"Though doubtless now our shrewd machines
Can blow the world to smithereens
More tidily and so on,
Let's give our ancestors their due.
Their ways were coarse, their weapons few
But ah! how wondrously they slew
With what they had to go on."
While Edith Sitwell renders what is probably the most forceful piece of poetry in her tragic memorial to all war orphans:
"The snow is the blood of these poor Dead...they have no other--
These children, old in dog's scale of years too old
For the hopeless breast--ghosts for whom there is none to care--
Grown fleshless as the skeleton
Of Adam, they have known
More aeons of the cold than he endured
In the first grave of the world..."
Of the other authors represented in the issue it is enough to say that Hemingway remains great, if gruesome, and Thurber gentle, though blind.
The total effect of the journal in which these masters appear is one of awesomeness.
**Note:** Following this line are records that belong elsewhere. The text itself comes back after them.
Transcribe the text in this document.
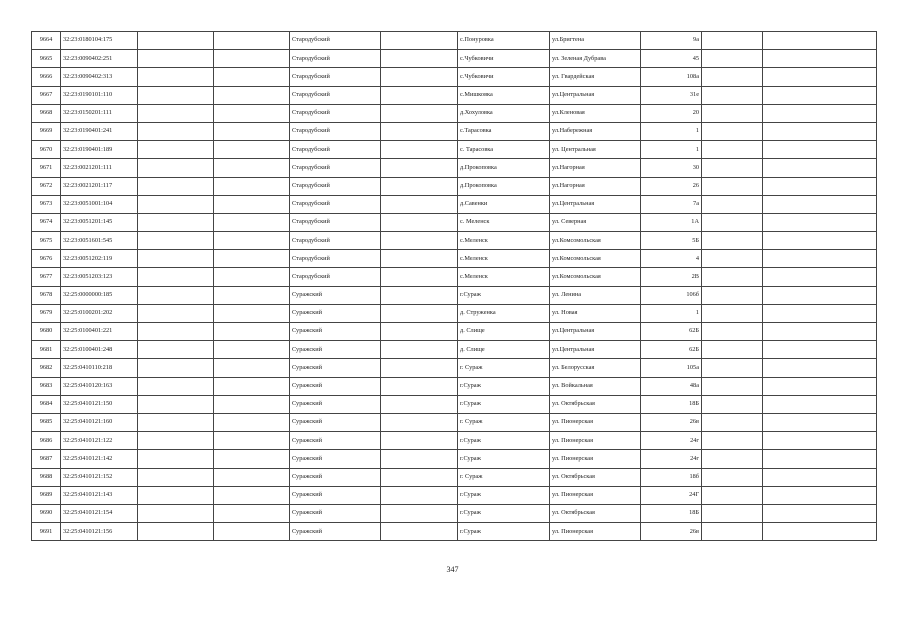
9664	32:23:0180104:175			Стародубский		с.Понуровка	ул.Бригтена	9а		
9665	32:23:0090402:251			Стародубский		с.Чубковичи	ул. Зеленая Дубрава	45		
9666	32:23:0090402:313			Стародубский		с.Чубковичи	ул. Гвардейская	108а		
9667	32:23:0190101:110			Стародубский		с.Мишковка	ул.Центральная	31е		
9668	32:23:0150201:111			Стародубский		д.Хохуловка	ул.Кленовая	20		
9669	32:23:0190401:241			Стародубский		с.Тарасовка	ул.Набережная	1		
9670	32:23:0190401:189			Стародубский		с. Тарасовка	ул. Центральная	1		
9671	32:23:0021201:111			Стародубский		д.Прокоповка	ул.Нагорная	30		
9672	32:23:0021201:117			Стародубский		д.Прокоповка	ул.Нагорная	26		
9673	32:23:0051001:104			Стародубский		д.Савенки	ул.Центральная	7а		
9674	32:23:0051201:145			Стародубский		с. Меленск	ул. Северная	1А		
9675	32:23:0051601:545			Стародубский		с.Меленск	ул.Комсомольская	5Б		
9676	32:23:0051202:119			Стародубский		с.Меленск	ул.Комсомольская	4		
9677	32:23:0051203:123			Стародубский		с.Меленск	ул.Комсомольская	2В		
9678	32:25:0000000:185			Суражский		г.Сураж	ул. Ленина	106б		
9679	32:25:0100201:202			Суражский		д. Струженка	ул. Новая	1		
9680	32:25:0100401:221			Суражский		д. Слище	ул.Центральная	62Б		
9681	32:25:0100401:248			Суражский		д. Слище	ул.Центральная	62Б		
9682	32:25:0410110:218			Суражский		г. Сураж	ул. Белорусская	105а		
9683	32:25:0410120:163			Суражский		г.Сураж	ул. Войкальная	48а		
9684	32:25:0410121:150			Суражский		г.Сураж	ул. Октябрьская	18Б		
9685	32:25:0410121:160			Суражский		г. Сураж	ул. Пионерская	26в		
9686	32:25:0410121:122			Суражский		г.Сураж	ул. Пионерская	24г		
9687	32:25:0410121:142			Суражский		г.Сураж	ул. Пионерская	24г		
9688	32:25:0410121:152			Суражский		г. Сураж	ул. Октябрьская	18б		
9689	32:25:0410121:143			Суражский		г.Сураж	ул. Пионерская	24Г		
9690	32:25:0410121:154			Суражский		г.Сураж	ул. Октябрьская	18Б		
9691	32:25:0410121:156			Суражский		г.Сураж	ул. Пионерская	26в		
347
They may be old, but they are not dead. The Atlantic's 100th Anniversary Issue is in a way a compilation of the representative thought and writing of the most fluent men and women of our time.
If the thoughts are not new and the writing familiar, it does not speak ill of the occasion or the agency which produced them. A magazine which can summon these people to a command performance can perhaps find the talent to keep up its tradition, and, hopefully, add to it.